Low price makes it an easy entry to PC gaming
Plenty of room for upgrades
Meager media functionality
Bottom Line: The WarFactory Sentinel is a great and cost effective gateway to PC gaming.
WarFactory is a new entrant to our performance PC category, and it offers a wide variety of options, both for those new to PC gaming and for the hardcore set. Its Sentinel is an entry-level model that offers a fair measure of gaming prowess at a very reasonable price.
Our review unit, at just $1190 as configured (price as of October 11, 2011), doesn't have anything too fast or flashy, but you will find adequate power to play just about anything out there at a beautiful resolution. The Sentinel contains a Phenom II X4 955 Black Edition CPU running at a stock 3.2GHz. The Phenom II line still proves to be AMD's strongest chip to date, even though it is a little on the older side. In addition, the Black Edition provides an unlocked core primed and ready for some overclocking--with proper cooling of course.
Also in the Sentinel's lineup is 8GB of DDR3-1333 RAM and a Corsair 650 TX power supply, which is plenty for this build. That amount of RAM and power will future-proof this machine to a degree, for any other components you may add at a later date.
As well, the Sentinel sports a GTX 460 graphics card with 768MB of memory. Again, this isn't Nvidia's flashiest card, but it can still produce some adequate numbers. It achieved a fairly impressive 47 frames per second in both DIRT 2 and Far Cry 2 on high settings at a resolution of 2560 by 1600 pixels.
The Sentinel managed to score 130 in our rigorous WorldBench 6 benchmark suite, testing every core component to the fullest. This result does not approach those of our top performance desktops, which can score upwards of 200. Instead, the system that is most comparable in score and price is the HP Pavilion Slimline s5-1060, which is in about the middle of our Top 10 Mainstream Desktops chart. The Slimline, listed at $830, scored 145. The large difference in scores between the two systems is due to the Slimline's potent Intel Core i5-2310 processor.
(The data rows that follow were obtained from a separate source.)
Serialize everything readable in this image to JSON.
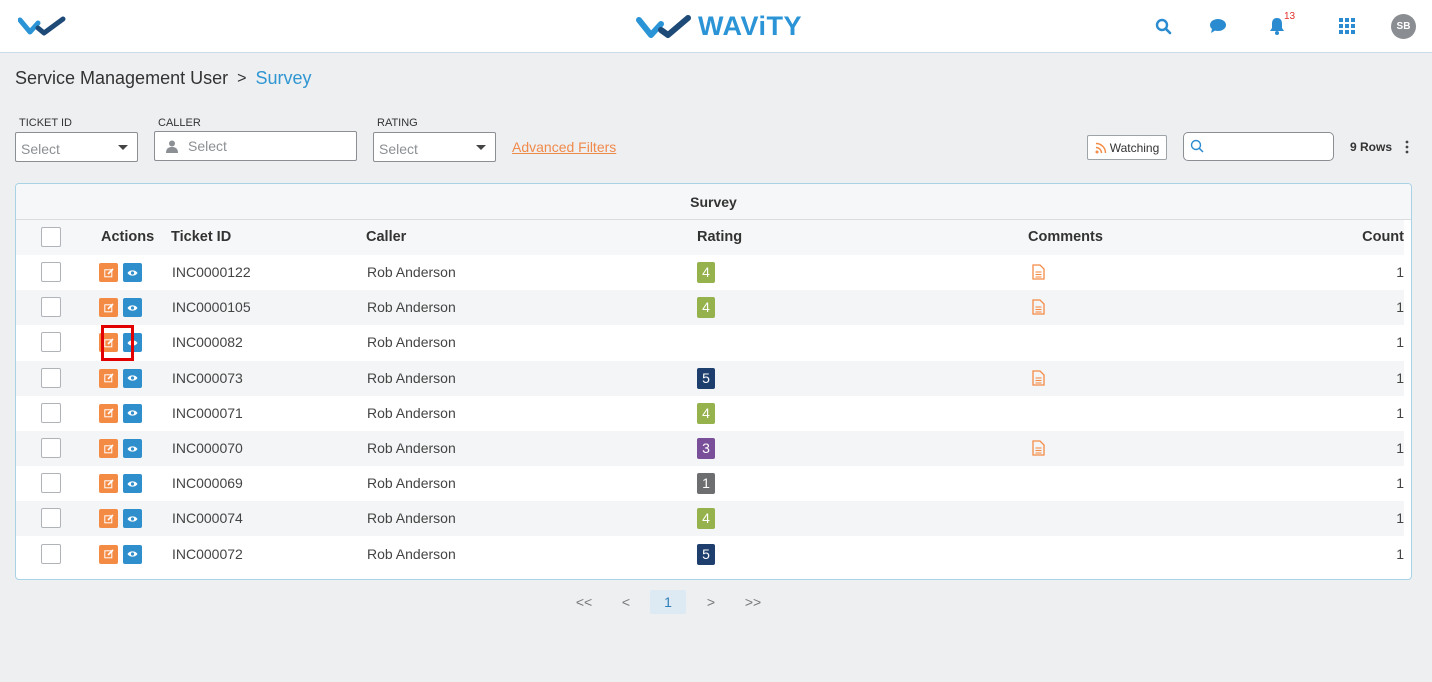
{
  "header": {
    "brand": "WAViTY",
    "notification_count": "13",
    "avatar_initials": "SB"
  },
  "breadcrumb": {
    "parent": "Service Management User",
    "separator": ">",
    "current": "Survey"
  },
  "filters": {
    "ticket_id": {
      "label": "TICKET ID",
      "placeholder": "Select"
    },
    "caller": {
      "label": "CALLER",
      "placeholder": "Select"
    },
    "rating": {
      "label": "RATING",
      "placeholder": "Select"
    },
    "advanced": "Advanced Filters"
  },
  "toolbar": {
    "watching": "Watching",
    "search_value": "",
    "rows_count": "9 Rows"
  },
  "table": {
    "title": "Survey",
    "columns": {
      "actions": "Actions",
      "ticket_id": "Ticket ID",
      "caller": "Caller",
      "rating": "Rating",
      "comments": "Comments",
      "count": "Count"
    },
    "rows": [
      {
        "ticket_id": "INC0000122",
        "caller": "Rob Anderson",
        "rating": "4",
        "has_comment": true,
        "count": "1"
      },
      {
        "ticket_id": "INC0000105",
        "caller": "Rob Anderson",
        "rating": "4",
        "has_comment": true,
        "count": "1"
      },
      {
        "ticket_id": "INC000082",
        "caller": "Rob Anderson",
        "rating": "",
        "has_comment": false,
        "count": "1"
      },
      {
        "ticket_id": "INC000073",
        "caller": "Rob Anderson",
        "rating": "5",
        "has_comment": true,
        "count": "1"
      },
      {
        "ticket_id": "INC000071",
        "caller": "Rob Anderson",
        "rating": "4",
        "has_comment": false,
        "count": "1"
      },
      {
        "ticket_id": "INC000070",
        "caller": "Rob Anderson",
        "rating": "3",
        "has_comment": true,
        "count": "1"
      },
      {
        "ticket_id": "INC000069",
        "caller": "Rob Anderson",
        "rating": "1",
        "has_comment": false,
        "count": "1"
      },
      {
        "ticket_id": "INC000074",
        "caller": "Rob Anderson",
        "rating": "4",
        "has_comment": false,
        "count": "1"
      },
      {
        "ticket_id": "INC000072",
        "caller": "Rob Anderson",
        "rating": "5",
        "has_comment": false,
        "count": "1"
      }
    ]
  },
  "rating_colors": {
    "1": "#6d6e70",
    "3": "#7a4f9a",
    "4": "#95b24d",
    "5": "#1e3f6e"
  },
  "colors": {
    "brand": "#2a94d6",
    "edit_button": "#f48b45",
    "view_button": "#2f8fcc",
    "comment_icon": "#f48b45",
    "highlight": "#e30000"
  },
  "pagination": {
    "first": "<<",
    "prev": "<",
    "current": "1",
    "next": ">",
    "last": ">>"
  }
}
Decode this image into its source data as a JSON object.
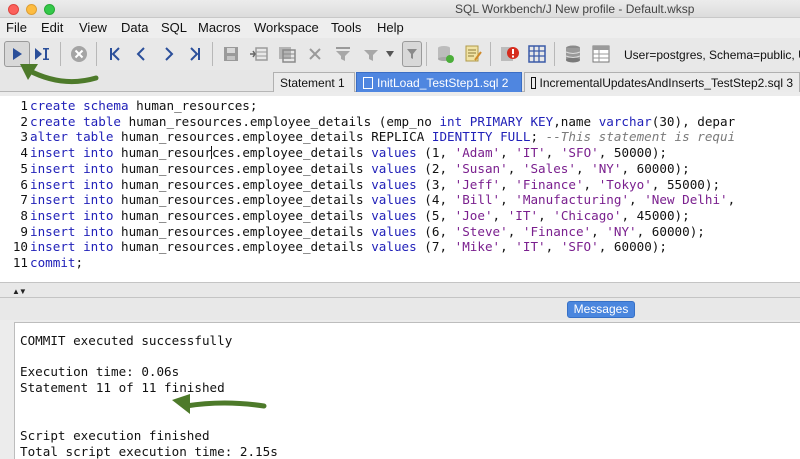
{
  "window": {
    "title": "SQL Workbench/J New profile - Default.wksp"
  },
  "menu": [
    "File",
    "Edit",
    "View",
    "Data",
    "SQL",
    "Macros",
    "Workspace",
    "Tools",
    "Help"
  ],
  "toolbar": {
    "connection_info": "User=postgres, Schema=public, U"
  },
  "tabs": [
    {
      "label": "Statement 1",
      "active": false
    },
    {
      "label": "InitLoad_TestStep1.sql 2",
      "active": true
    },
    {
      "label": "IncrementalUpdatesAndInserts_TestStep2.sql 3",
      "active": false
    }
  ],
  "editor": {
    "line_numbers": [
      "1",
      "2",
      "3",
      "4",
      "5",
      "6",
      "7",
      "8",
      "9",
      "10",
      "11"
    ],
    "lines": [
      [
        {
          "t": "kw",
          "v": "create schema"
        },
        {
          "t": "p",
          "v": " human_resources;"
        }
      ],
      [
        {
          "t": "kw",
          "v": "create table"
        },
        {
          "t": "p",
          "v": " human_resources.employee_details (emp_no "
        },
        {
          "t": "kw",
          "v": "int PRIMARY KEY"
        },
        {
          "t": "p",
          "v": ",name "
        },
        {
          "t": "kw",
          "v": "varchar"
        },
        {
          "t": "p",
          "v": "(30), depar"
        }
      ],
      [
        {
          "t": "kw",
          "v": "alter table"
        },
        {
          "t": "p",
          "v": " human_resources.employee_details REPLICA "
        },
        {
          "t": "kw",
          "v": "IDENTITY FULL"
        },
        {
          "t": "p",
          "v": "; "
        },
        {
          "t": "c",
          "v": "--This statement is requi"
        }
      ],
      [
        {
          "t": "kw",
          "v": "insert into"
        },
        {
          "t": "p",
          "v": " human_resour"
        },
        {
          "t": "caret",
          "v": ""
        },
        {
          "t": "p",
          "v": "ces.employee_details "
        },
        {
          "t": "kw",
          "v": "values"
        },
        {
          "t": "p",
          "v": " (1, "
        },
        {
          "t": "s",
          "v": "'Adam'"
        },
        {
          "t": "p",
          "v": ", "
        },
        {
          "t": "s",
          "v": "'IT'"
        },
        {
          "t": "p",
          "v": ", "
        },
        {
          "t": "s",
          "v": "'SFO'"
        },
        {
          "t": "p",
          "v": ", 50000);"
        }
      ],
      [
        {
          "t": "kw",
          "v": "insert into"
        },
        {
          "t": "p",
          "v": " human_resources.employee_details "
        },
        {
          "t": "kw",
          "v": "values"
        },
        {
          "t": "p",
          "v": " (2, "
        },
        {
          "t": "s",
          "v": "'Susan'"
        },
        {
          "t": "p",
          "v": ", "
        },
        {
          "t": "s",
          "v": "'Sales'"
        },
        {
          "t": "p",
          "v": ", "
        },
        {
          "t": "s",
          "v": "'NY'"
        },
        {
          "t": "p",
          "v": ", 60000);"
        }
      ],
      [
        {
          "t": "kw",
          "v": "insert into"
        },
        {
          "t": "p",
          "v": " human_resources.employee_details "
        },
        {
          "t": "kw",
          "v": "values"
        },
        {
          "t": "p",
          "v": " (3, "
        },
        {
          "t": "s",
          "v": "'Jeff'"
        },
        {
          "t": "p",
          "v": ", "
        },
        {
          "t": "s",
          "v": "'Finance'"
        },
        {
          "t": "p",
          "v": ", "
        },
        {
          "t": "s",
          "v": "'Tokyo'"
        },
        {
          "t": "p",
          "v": ", 55000);"
        }
      ],
      [
        {
          "t": "kw",
          "v": "insert into"
        },
        {
          "t": "p",
          "v": " human_resources.employee_details "
        },
        {
          "t": "kw",
          "v": "values"
        },
        {
          "t": "p",
          "v": " (4, "
        },
        {
          "t": "s",
          "v": "'Bill'"
        },
        {
          "t": "p",
          "v": ", "
        },
        {
          "t": "s",
          "v": "'Manufacturing'"
        },
        {
          "t": "p",
          "v": ", "
        },
        {
          "t": "s",
          "v": "'New Delhi'"
        },
        {
          "t": "p",
          "v": ","
        }
      ],
      [
        {
          "t": "kw",
          "v": "insert into"
        },
        {
          "t": "p",
          "v": " human_resources.employee_details "
        },
        {
          "t": "kw",
          "v": "values"
        },
        {
          "t": "p",
          "v": " (5, "
        },
        {
          "t": "s",
          "v": "'Joe'"
        },
        {
          "t": "p",
          "v": ", "
        },
        {
          "t": "s",
          "v": "'IT'"
        },
        {
          "t": "p",
          "v": ", "
        },
        {
          "t": "s",
          "v": "'Chicago'"
        },
        {
          "t": "p",
          "v": ", 45000);"
        }
      ],
      [
        {
          "t": "kw",
          "v": "insert into"
        },
        {
          "t": "p",
          "v": " human_resources.employee_details "
        },
        {
          "t": "kw",
          "v": "values"
        },
        {
          "t": "p",
          "v": " (6, "
        },
        {
          "t": "s",
          "v": "'Steve'"
        },
        {
          "t": "p",
          "v": ", "
        },
        {
          "t": "s",
          "v": "'Finance'"
        },
        {
          "t": "p",
          "v": ", "
        },
        {
          "t": "s",
          "v": "'NY'"
        },
        {
          "t": "p",
          "v": ", 60000);"
        }
      ],
      [
        {
          "t": "kw",
          "v": "insert into"
        },
        {
          "t": "p",
          "v": " human_resources.employee_details "
        },
        {
          "t": "kw",
          "v": "values"
        },
        {
          "t": "p",
          "v": " (7, "
        },
        {
          "t": "s",
          "v": "'Mike'"
        },
        {
          "t": "p",
          "v": ", "
        },
        {
          "t": "s",
          "v": "'IT'"
        },
        {
          "t": "p",
          "v": ", "
        },
        {
          "t": "s",
          "v": "'SFO'"
        },
        {
          "t": "p",
          "v": ", 60000);"
        }
      ],
      [
        {
          "t": "kw",
          "v": "commit"
        },
        {
          "t": "p",
          "v": ";"
        }
      ]
    ]
  },
  "results": {
    "tab_label": "Messages",
    "messages": [
      "COMMIT executed successfully",
      "",
      "Execution time: 0.06s",
      "Statement 11 of 11 finished",
      "",
      "",
      "Script execution finished",
      "Total script execution time: 2.15s"
    ]
  },
  "colors": {
    "keyword": "#1f1fb8",
    "string": "#7a1f8e",
    "comment": "#7a7a7a",
    "active_tab": "#4f86e0",
    "annotation_arrow": "#4d7a2a"
  },
  "icons": {
    "toolbar": [
      "run-icon",
      "run-current-icon",
      "stop-icon",
      "first-icon",
      "previous-icon",
      "next-icon",
      "last-icon",
      "save-icon",
      "insert-row-icon",
      "copy-row-icon",
      "delete-row-icon",
      "filter-icon",
      "filter-dropdown-icon",
      "db-explorer-icon",
      "edit-icon",
      "alert-icon",
      "grid-icon",
      "database-icon",
      "table-icon"
    ]
  }
}
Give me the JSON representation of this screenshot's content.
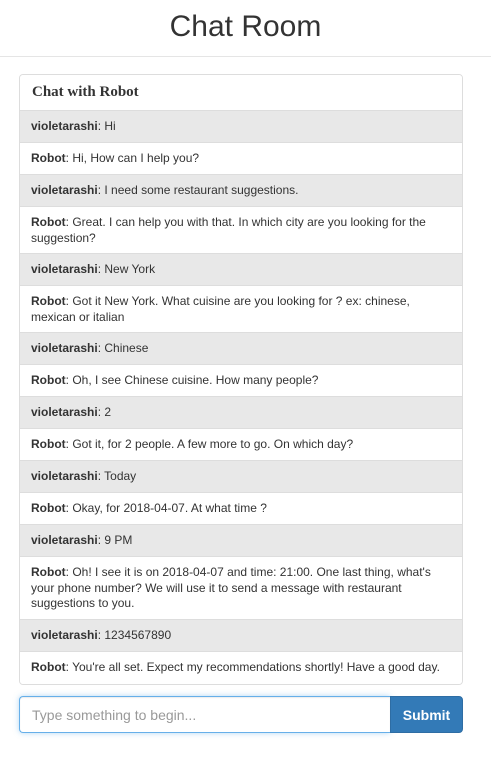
{
  "header": {
    "title": "Chat Room"
  },
  "panel": {
    "title": "Chat with Robot"
  },
  "messages": [
    {
      "sender": "violetarashi",
      "role": "user",
      "text": "Hi"
    },
    {
      "sender": "Robot",
      "role": "bot",
      "text": "Hi, How can I help you?"
    },
    {
      "sender": "violetarashi",
      "role": "user",
      "text": "I need some restaurant suggestions."
    },
    {
      "sender": "Robot",
      "role": "bot",
      "text": "Great. I can help you with that. In which city are you looking for the suggestion?"
    },
    {
      "sender": "violetarashi",
      "role": "user",
      "text": "New York"
    },
    {
      "sender": "Robot",
      "role": "bot",
      "text": "Got it New York. What cuisine are you looking for ? ex: chinese, mexican or italian"
    },
    {
      "sender": "violetarashi",
      "role": "user",
      "text": "Chinese"
    },
    {
      "sender": "Robot",
      "role": "bot",
      "text": "Oh, I see Chinese cuisine. How many people?"
    },
    {
      "sender": "violetarashi",
      "role": "user",
      "text": "2"
    },
    {
      "sender": "Robot",
      "role": "bot",
      "text": "Got it, for 2 people. A few more to go. On which day?"
    },
    {
      "sender": "violetarashi",
      "role": "user",
      "text": "Today"
    },
    {
      "sender": "Robot",
      "role": "bot",
      "text": "Okay, for 2018-04-07. At what time ?"
    },
    {
      "sender": "violetarashi",
      "role": "user",
      "text": "9 PM"
    },
    {
      "sender": "Robot",
      "role": "bot",
      "text": "Oh! I see it is on 2018-04-07 and time: 21:00. One last thing, what's your phone number? We will use it to send a message with restaurant suggestions to you."
    },
    {
      "sender": "violetarashi",
      "role": "user",
      "text": "1234567890"
    },
    {
      "sender": "Robot",
      "role": "bot",
      "text": "You're all set. Expect my recommendations shortly! Have a good day."
    }
  ],
  "composer": {
    "placeholder": "Type something to begin...",
    "value": "",
    "submit_label": "Submit"
  },
  "colors": {
    "user_row_bg": "#e8e8e8",
    "bot_row_bg": "#ffffff",
    "button_primary": "#337ab7",
    "input_focus_border": "#66afe9"
  }
}
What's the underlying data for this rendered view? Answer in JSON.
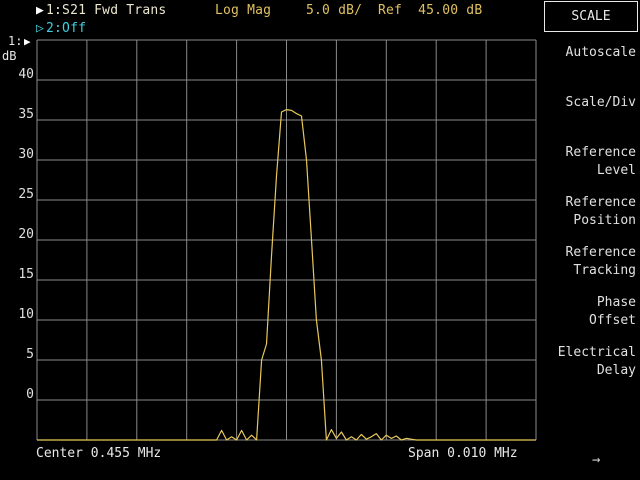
{
  "header": {
    "trace1": {
      "marker": "▶",
      "label": "1:S21 Fwd Trans",
      "format": "Log Mag",
      "scale": "5.0 dB/",
      "ref": "Ref  45.00 dB"
    },
    "trace2": {
      "marker": "▷",
      "label": "2:Off"
    }
  },
  "axis": {
    "ref_marker_label": "1:",
    "ref_marker_arrow": "▶",
    "unit": "dB",
    "y_tick_labels": [
      "40",
      "35",
      "30",
      "25",
      "20",
      "15",
      "10",
      "5",
      "0"
    ]
  },
  "footer": {
    "center": "Center 0.455 MHz",
    "span": "Span 0.010 MHz"
  },
  "menu": {
    "title": "SCALE",
    "items": [
      {
        "lines": [
          "Autoscale"
        ]
      },
      {
        "lines": [
          "Scale/Div"
        ]
      },
      {
        "lines": [
          "Reference",
          "Level"
        ]
      },
      {
        "lines": [
          "Reference",
          "Position"
        ]
      },
      {
        "lines": [
          "Reference",
          "Tracking"
        ]
      },
      {
        "lines": [
          "Phase",
          "Offset"
        ]
      },
      {
        "lines": [
          "Electrical",
          "Delay"
        ]
      }
    ],
    "next_arrow": "→"
  },
  "colors": {
    "trace": "#e8c85a",
    "grid": "#8a8a8a",
    "background": "#000000",
    "trace1_text": "#ece8d0",
    "trace2_text": "#40d0e0"
  },
  "chart_data": {
    "type": "line",
    "ylabel": "dB",
    "ylim": [
      -5,
      45
    ],
    "xlim": [
      0.45,
      0.46
    ],
    "grid": true,
    "series": [
      {
        "x": [
          0.45,
          0.4536,
          0.4537,
          0.4538,
          0.4539,
          0.454,
          0.4541,
          0.4542,
          0.4543,
          0.4544,
          0.4545,
          0.4546,
          0.4547,
          0.4548,
          0.4549,
          0.455,
          0.4551,
          0.4552,
          0.4553,
          0.4554,
          0.4555,
          0.4556,
          0.4557,
          0.4558,
          0.4559,
          0.456,
          0.4561,
          0.4562,
          0.4563,
          0.4564,
          0.4565,
          0.4566,
          0.4567,
          0.4568,
          0.4569,
          0.457,
          0.4571,
          0.4572,
          0.4573,
          0.4574,
          0.4575,
          0.4576,
          0.4577,
          0.4578,
          0.46
        ],
        "y": [
          -5,
          -5,
          -3.8,
          -5,
          -4.6,
          -5,
          -3.8,
          -5,
          -4.4,
          -5,
          5,
          7,
          18,
          28,
          36,
          36.3,
          36.2,
          35.8,
          35.5,
          30,
          20,
          10,
          5,
          -5,
          -3.7,
          -4.8,
          -4.0,
          -5,
          -4.6,
          -5,
          -4.3,
          -4.9,
          -4.6,
          -4.2,
          -5,
          -4.4,
          -4.8,
          -4.5,
          -5,
          -4.8,
          -4.9,
          -5,
          -5,
          -5,
          -5
        ]
      }
    ]
  }
}
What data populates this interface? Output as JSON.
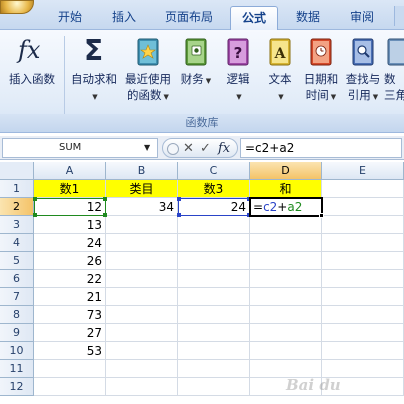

Although the Slimline may have scored higher, its focus is more as a media desktop, while the Sentinel is a base system on the edge of being a fully powered gaming machine. You'll want to consider investing in upgrades.
Something that all modern gaming machines need is a solid-state drive for speedy boot times and nearly instant load times for programs and games. And the Sentinel offers a 60GB SSD along with a 500GB hard drive for storage. That's a great starting point as storage space, but if the Sentinel becomes your main PC, chances are it will soon be cluttered with games, documents, music, movies, system backups, and anything else that may find its way onto the machine. The 60GB SSD will handle only the operating system and maybe two to three games, while the brunt of the files and games will go to the main hard drive. Be prepared to add new drives in the future.
Though the initial lack of storage may seem to be a concern, the good news is that the Sentinel offers some of the most spacious drive bays I have seen, with plenty of bays for hard drives and other media readers, and even a small, separated drive bay for the SSD. It's a nice touch that the SSD does not claim an entire drive bay for itself, since a 60GB SSD is only a fraction of the size of a typical hard drive.
If you are looking for a media-friendly PC, you can likely do better than the WarFactory Sentinel. Other than the DVD burner and the USB ports, it has no other media readers. Luckily, along with plenty of USB 2.0 ports, the rear offers a couple of USB 3.0 ports, as well, for some serious USB speed. This is quickly becoming a staple in the gaming community, and it is great for the Sentinel to stay up to par.
Overall, the WarFactory Sentinel is a great introductory machine for anyone who is interested in PC gaming, but who is not ready to invest the time or money on a supercomputer. For those more interested in power, WarFactory offers a ton of options on all three of its models. A bare-bones Sentinel starts at just $755, while the top-of-the-line Hyperion starts at $2139.